Si je vous dis ‘’contes de fées’’, vous allez très probablement penser à un univers tout en paillettes, joyeux et ou tout est bien qui finit bien ? Et vous auriez raison en ce qui concerne les contes de fées contemporains.
Pourtant, les versions originales racontaient bien souvent des histoires beaucoup plus sombres, sanglantes et inquiétantes.
En effet, avant d’être considéré comme de la littérature jeunesse, les contes de fées étaient avant tous des récits populaires transmis oralement. Il faut donc se mettre à la place de ces conteurs qui arpentaient les régions pour clamer leurs histoires et gagner leurs vies. Une histoire brutale collait plutot bien à la réalité de l’époque où tout ne se finissait pas bien.

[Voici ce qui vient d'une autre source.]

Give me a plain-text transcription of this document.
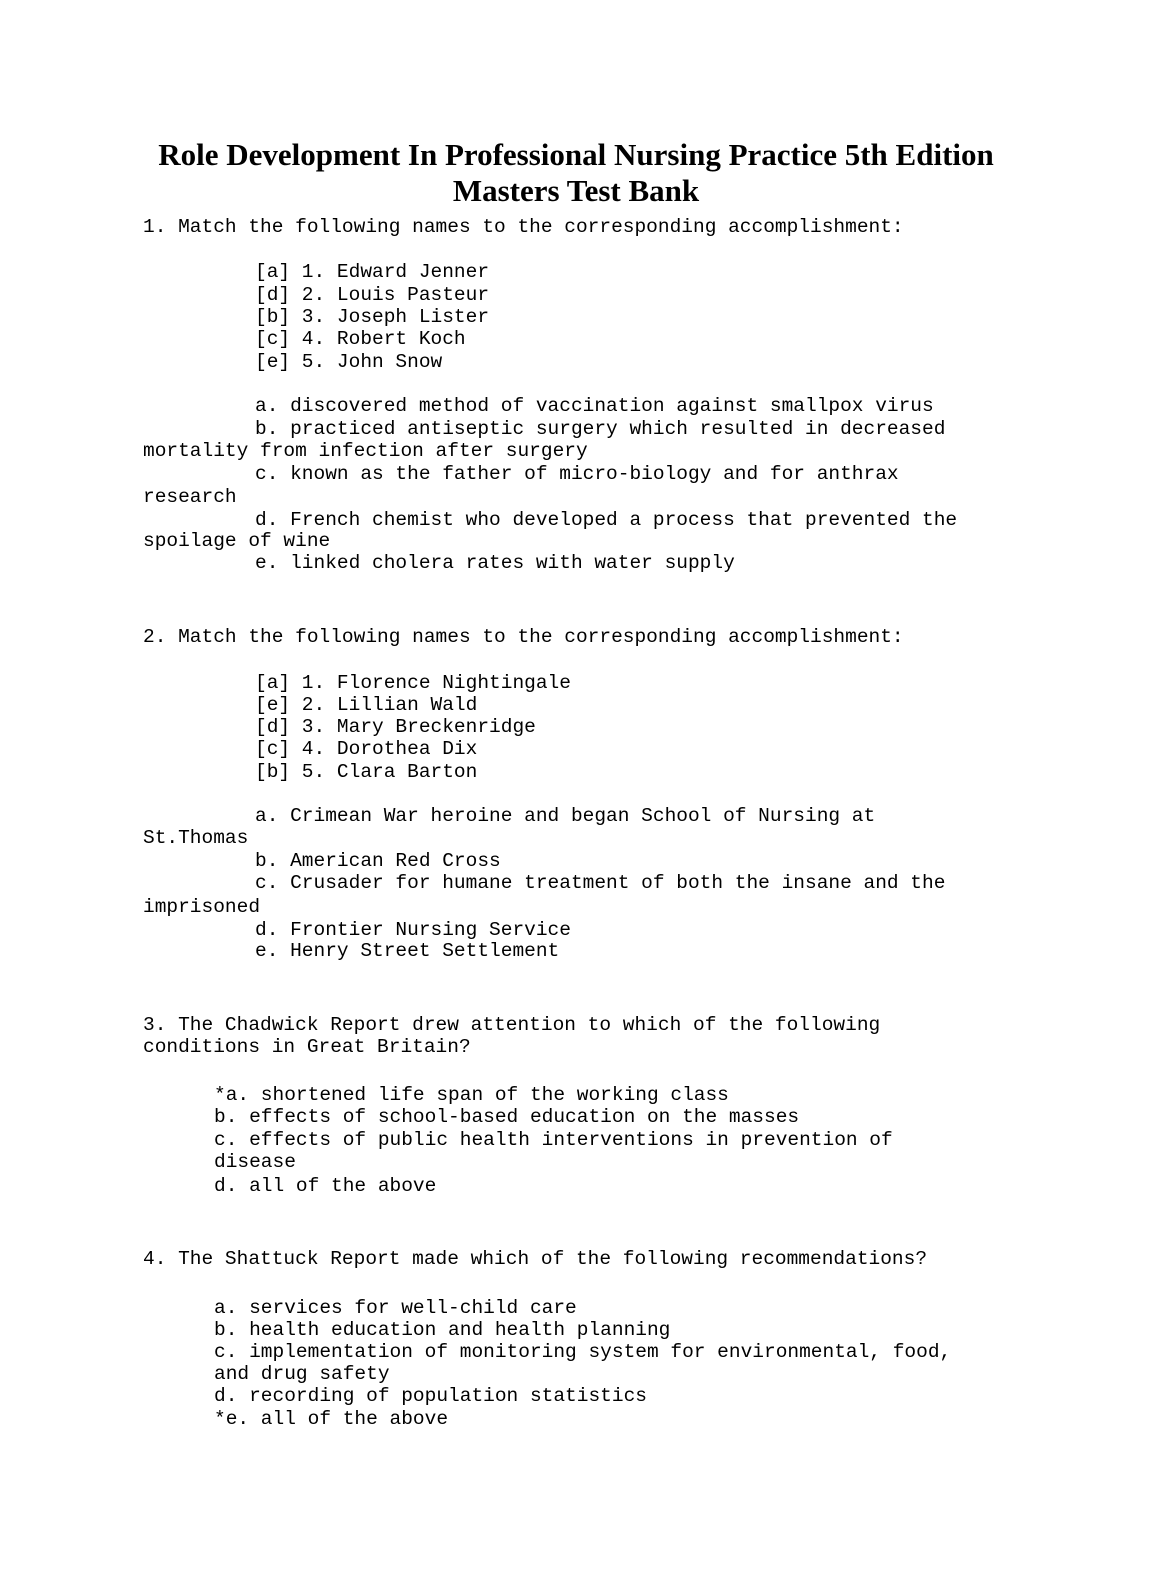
Role Development In Professional Nursing Practice 5th Edition
Masters Test Bank

1. Match the following names to the corresponding accomplishment:

[a] 1. Edward Jenner

[d] 2. Louis Pasteur

[b] 3. Joseph Lister

[c] 4. Robert Koch

[e] 5. John Snow

a. discovered method of vaccination against smallpox virus

b. practiced antiseptic surgery which resulted in decreased

mortality from infection after surgery

c. known as the father of micro-biology and for anthrax

research

d. French chemist who developed a process that prevented the

spoilage of wine

e. linked cholera rates with water supply

2. Match the following names to the corresponding accomplishment:

[a] 1. Florence Nightingale

[e] 2. Lillian Wald

[d] 3. Mary Breckenridge

[c] 4. Dorothea Dix

[b] 5. Clara Barton

a. Crimean War heroine and began School of Nursing at

St.Thomas

b. American Red Cross

c. Crusader for humane treatment of both the insane and the

imprisoned

d. Frontier Nursing Service

e. Henry Street Settlement

3. The Chadwick Report drew attention to which of the following

conditions in Great Britain?

*a. shortened life span of the working class

b. effects of school-based education on the masses

c. effects of public health interventions in prevention of

disease

d. all of the above

4. The Shattuck Report made which of the following recommendations?

a. services for well-child care

b. health education and health planning

c. implementation of monitoring system for environmental, food,

and drug safety

d. recording of population statistics

*e. all of the above
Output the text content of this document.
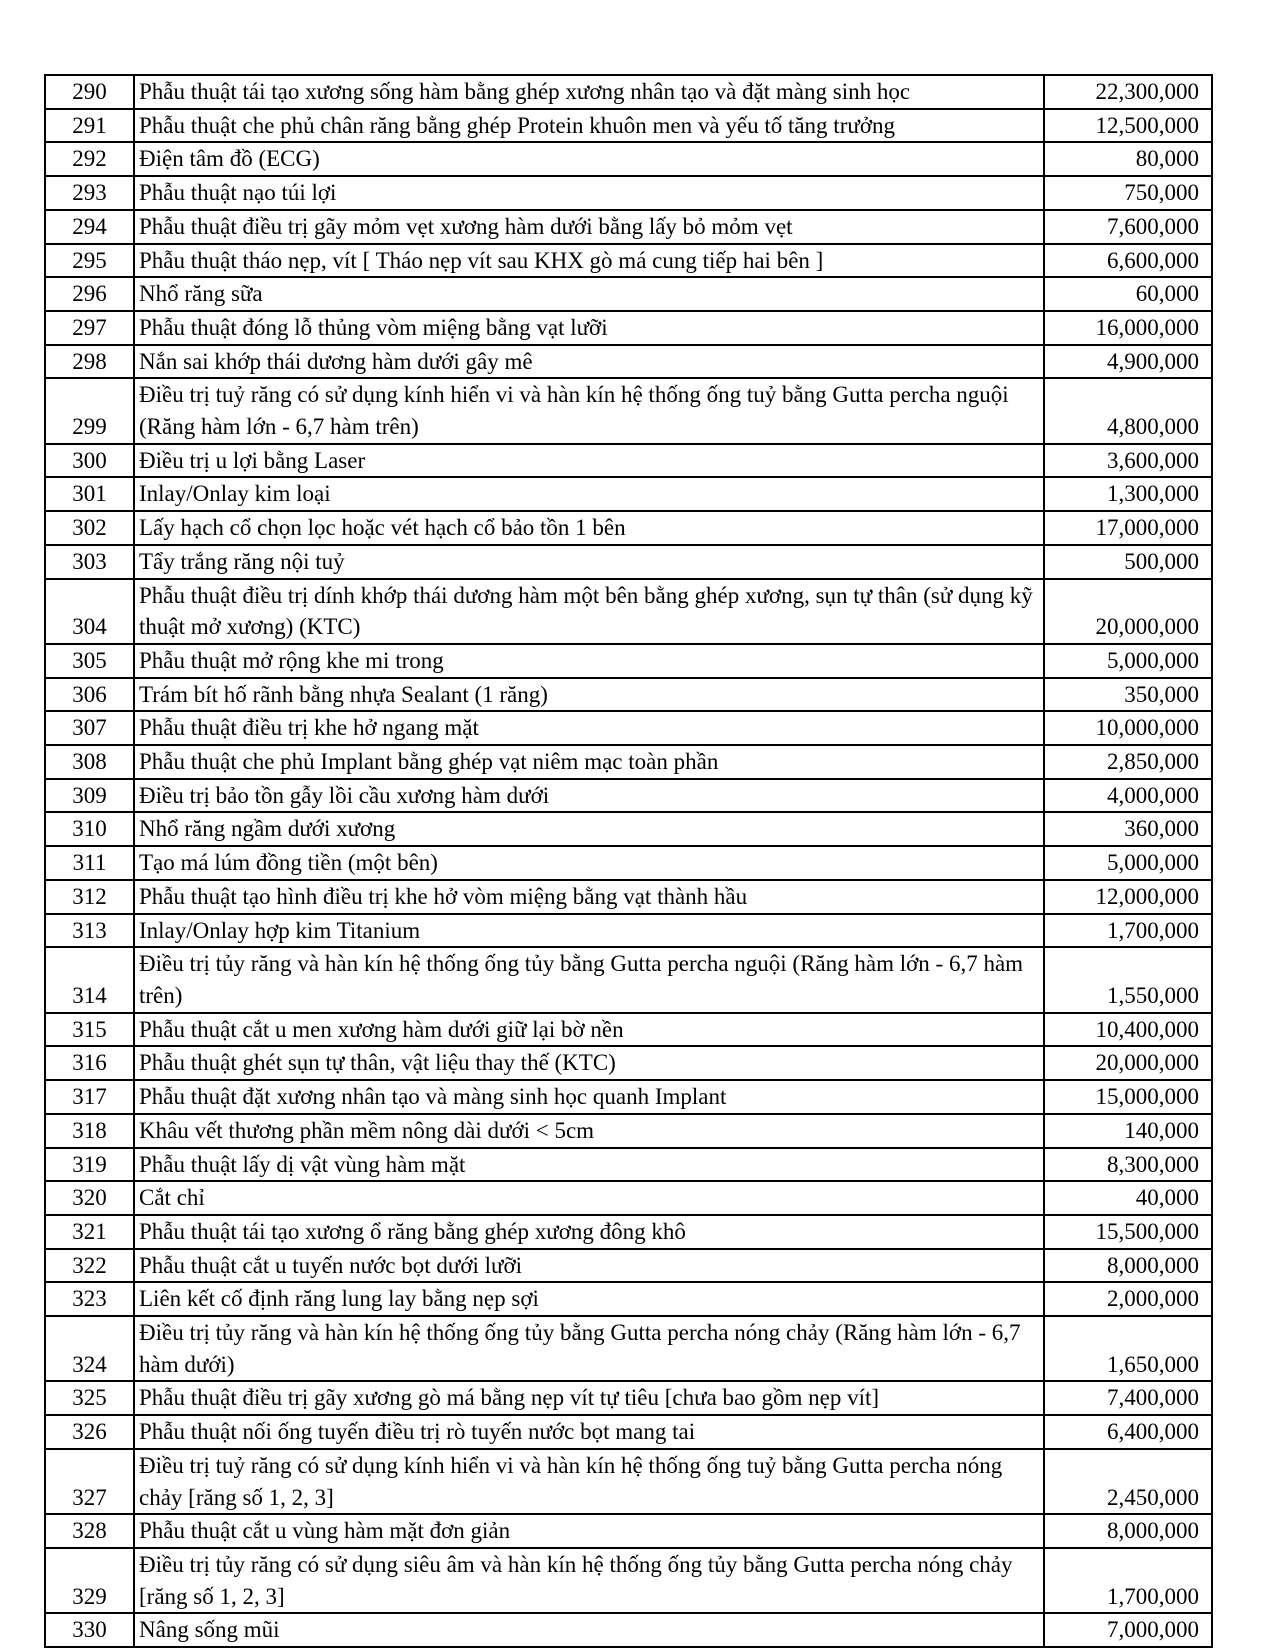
290	Phẫu thuật tái tạo xương sống hàm bằng ghép xương nhân tạo và đặt màng sinh học	22,300,000
291	Phẫu thuật che phủ chân răng bằng ghép Protein khuôn men và yếu tố tăng trưởng	12,500,000
292	Điện tâm đồ (ECG)	80,000
293	Phẫu thuật nạo túi lợi	750,000
294	Phẫu thuật điều trị gãy mỏm vẹt xương hàm dưới bằng lấy bỏ mỏm vẹt	7,600,000
295	Phẫu thuật tháo nẹp, vít [ Tháo nẹp vít sau KHX gò má cung tiếp hai bên ]	6,600,000
296	Nhổ răng sữa	60,000
297	Phẫu thuật đóng lỗ thủng vòm miệng bằng vạt lưỡi	16,000,000
298	Nắn sai khớp thái dương hàm dưới gây mê	4,900,000
299	Điều trị tuỷ răng có sử dụng kính hiển vi và hàn kín hệ thống ống tuỷ bằng Gutta percha nguội (Răng hàm lớn - 6,7 hàm trên)	4,800,000
300	Điều trị u lợi bằng Laser	3,600,000
301	Inlay/Onlay kim loại	1,300,000
302	Lấy hạch cổ chọn lọc hoặc vét hạch cổ bảo tồn 1 bên	17,000,000
303	Tẩy trắng răng nội tuỷ	500,000
304	Phẫu thuật điều trị dính khớp thái dương hàm một bên bằng ghép xương, sụn tự thân (sử dụng kỹ thuật mở xương) (KTC)	20,000,000
305	Phẫu thuật mở rộng khe mi trong	5,000,000
306	Trám bít hố rãnh bằng nhựa Sealant (1 răng)	350,000
307	Phẫu thuật điều trị khe hở ngang mặt	10,000,000
308	Phẫu thuật che phủ Implant bằng ghép vạt niêm mạc toàn phần	2,850,000
309	Điều trị bảo tồn gẫy lồi cầu xương hàm dưới	4,000,000
310	Nhổ răng ngầm dưới xương	360,000
311	Tạo má lúm đồng tiền (một bên)	5,000,000
312	Phẫu thuật tạo hình điều trị khe hở vòm miệng bằng vạt thành hầu	12,000,000
313	Inlay/Onlay hợp kim Titanium	1,700,000
314	Điều trị tủy răng và hàn kín hệ thống ống tủy bằng Gutta percha nguội (Răng hàm lớn - 6,7 hàm trên)	1,550,000
315	Phẫu thuật cắt u men xương hàm dưới giữ lại bờ nền	10,400,000
316	Phẫu thuật ghét sụn tự thân, vật liệu thay thế (KTC)	20,000,000
317	Phẫu thuật đặt xương nhân tạo và màng sinh học quanh Implant	15,000,000
318	Khâu vết thương phần mềm nông dài dưới < 5cm	140,000
319	Phẫu thuật lấy dị vật vùng hàm mặt	8,300,000
320	Cắt chỉ	40,000
321	Phẫu thuật tái tạo xương ổ răng bằng ghép xương đông khô	15,500,000
322	Phẫu thuật cắt u tuyến nước bọt dưới lưỡi	8,000,000
323	Liên kết cố định răng lung lay bằng nẹp sợi	2,000,000
324	Điều trị tủy răng và hàn kín hệ thống ống tủy bằng Gutta percha nóng chảy (Răng hàm lớn - 6,7 hàm dưới)	1,650,000
325	Phẫu thuật điều trị gãy xương gò má bằng nẹp vít tự tiêu [chưa bao gồm nẹp vít]	7,400,000
326	Phẫu thuật nối ống tuyến điều trị rò tuyến nước bọt mang tai	6,400,000
327	Điều trị tuỷ răng có sử dụng kính hiển vi và hàn kín hệ thống ống tuỷ bằng Gutta percha nóng chảy [răng số 1, 2, 3]	2,450,000
328	Phẫu thuật cắt u vùng hàm mặt đơn giản	8,000,000
329	Điều trị tủy răng có sử dụng siêu âm và hàn kín hệ thống ống tủy bằng Gutta percha nóng chảy [răng số 1, 2, 3]	1,700,000
330	Nâng sống mũi	7,000,000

Dans une vie où la violence, la famine, la guerre et la mort sont des maux du quotidien, les histoires racontées reflétaient donc naturellement ces préoccupations.
Ainsi, dans les premières versions des contes qui nous sont parvenus, dans le petite chaperon rouge par exemple, il n’y a pas de chasseur qui vient la sauver. Ou alors dans Cendrillon, les belles sœurs se mutilent elles-mêmes les pieds pour entrer dans la chaussure.
Ce qu’il faut retenir de cela, ce n’est pas que les contes étaient violents gratuitement. Non, leur but était d’exprimer et d’expliquer à travers des histoires, les dangers du monde et dans le même temps, d’aborder symboliquement les peurs humaines.
C’est pour cela que lorsqu’on construit un univers de fantasy, il est toujours intéressant de se remémorer les légendes et fables de notre enfance, qui nous parlent le plus à nous et à nos peurs. De les travailler et parfois transformer pour qu’elles puissent se fondre dans l’univers créé.